As artificial intelligence (AI) is increasingly brought to bear in diagnosis, therapeutic intervention, and personalized medicine, some experts are expressing concern over its reliability and accuracy. Though AI could create $150 billion in annual savings for the US economy by 2026 (Accenture), practitioners advise that more research into its applications is needed to ensure that data bias does not negatively impact clinical decision-making—and potentially put patients at risk.

“There are currently no measures to indicate that a result is biased or how much it might be biased,” explained Keith Dreyer, DO, PhD, Chief Data Science Officer, Partners HealthCare, and Vice Chairman of Radiology, Massachusetts General Hospital (MGH), at the World Medical Innovation Forum on AI. “We need to explain the datasets these answers came from, how accurate we can expect them to be, where they work, and where they don’t work. When a number comes back, what does it really mean? What’s the difference between a seven and an eight or a two?”

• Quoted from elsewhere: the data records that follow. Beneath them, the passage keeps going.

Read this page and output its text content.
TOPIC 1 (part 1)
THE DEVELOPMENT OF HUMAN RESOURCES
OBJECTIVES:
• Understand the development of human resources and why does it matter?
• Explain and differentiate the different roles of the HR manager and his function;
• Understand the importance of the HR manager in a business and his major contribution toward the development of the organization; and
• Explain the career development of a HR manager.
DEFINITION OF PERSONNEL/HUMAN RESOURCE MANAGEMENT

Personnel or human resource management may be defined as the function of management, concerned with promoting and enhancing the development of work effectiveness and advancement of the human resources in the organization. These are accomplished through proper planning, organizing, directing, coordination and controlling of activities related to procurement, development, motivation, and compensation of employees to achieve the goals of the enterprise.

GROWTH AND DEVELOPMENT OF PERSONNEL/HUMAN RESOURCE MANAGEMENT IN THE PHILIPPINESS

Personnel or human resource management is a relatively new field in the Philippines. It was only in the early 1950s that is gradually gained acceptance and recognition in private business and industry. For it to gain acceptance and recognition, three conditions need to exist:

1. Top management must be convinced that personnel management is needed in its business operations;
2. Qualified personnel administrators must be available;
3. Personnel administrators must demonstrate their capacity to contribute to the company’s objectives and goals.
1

In order to incorporate AI into clinical care for the greatest patient benefit, Dr. Dreyer and others say, clinicians and laboratory leaders must be aware of potential biases in the data collection process—such as algorithms based on limited data sources or financially driven methods—understand how algorithms are created, and ensure that the human aspect of clinical decision-making remains part of the picture.